De bloedsomloop kan in twee delen worden opgesplitst: de kleine en de grote bloedsomloop. Via de kleine bloedsomloop wordt er door het hart zuurstofarm bloed (afkomstig van het heel lichaam), gepompt naar de longen. Hier vindt opname plaats van zuurstof in het bloed, die vervolgens weer terug stroomt naar het hart. Via de grote bloedsomloop pompt het hart het zuurstofrijk bloed naar alle organen.
Om het bloed door het heel lichaam, naar alle organen, te pompen, trekt de hartspier samen en ontspant zich vervolgens weer. Tijdens het samentrekken worden de boezems en kamers geleegd en bij het ontspannen vullen ze zich weer met bloed. Het samentrekken en ontspannen verloopt volgens een vast patroon.

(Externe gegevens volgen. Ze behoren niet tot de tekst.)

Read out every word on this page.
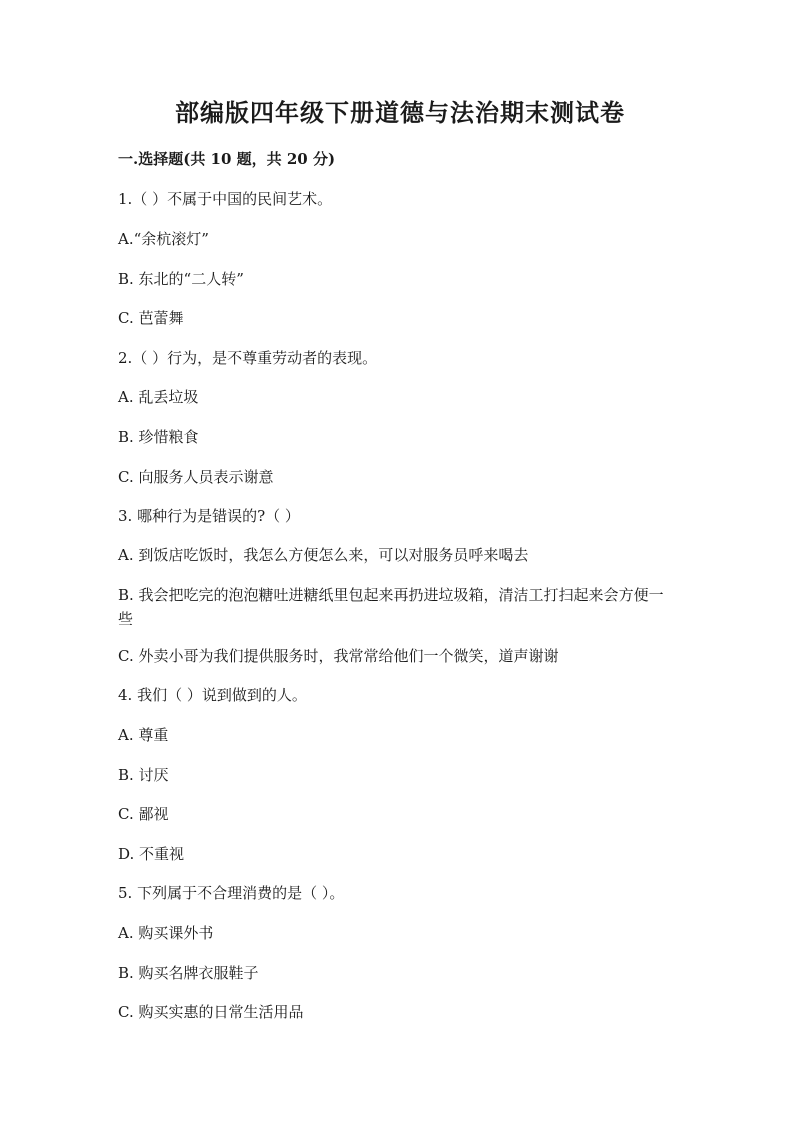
部编版四年级下册道德与法治期末测试卷
一.选择题(共 10 题，共 20 分)
1.（ ）不属于中国的民间艺术。
A.“余杭滚灯”
B. 东北的“二人转”
C. 芭蕾舞
2.（ ）行为，是不尊重劳动者的表现。
A. 乱丢垃圾
B. 珍惜粮食
C. 向服务人员表示谢意
3. 哪种行为是错误的?（ ）
A. 到饭店吃饭时，我怎么方便怎么来，可以对服务员呼来喝去
B. 我会把吃完的泡泡糖吐进糖纸里包起来再扔进垃圾箱，清洁工打扫起来会方便一些
C. 外卖小哥为我们提供服务时，我常常给他们一个微笑，道声谢谢
4. 我们（ ）说到做到的人。
A. 尊重
B. 讨厌
C. 鄙视
D. 不重视
5. 下列属于不合理消费的是（ ）。
A. 购买课外书
B. 购买名牌衣服鞋子
C. 购买实惠的日常生活用品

De sinusknoop geeft een signaal af om samen te trekken. Dit signaal bereikt als eerste de boezems, die dan zullen samentrekken. Het bloed stroomt dan de kamers in. Daarna komt het signaal in de AV-knoop. Deze geeft het signaal met een kleine vertraging door aan de kamers, die op hun beurt samentrekken. Het bloed wordt dan de longslagader en aorta in gepompt. Vervolgens ontspannen eerst de boezems en daarna de kamers weer, tot het volgende prikkel.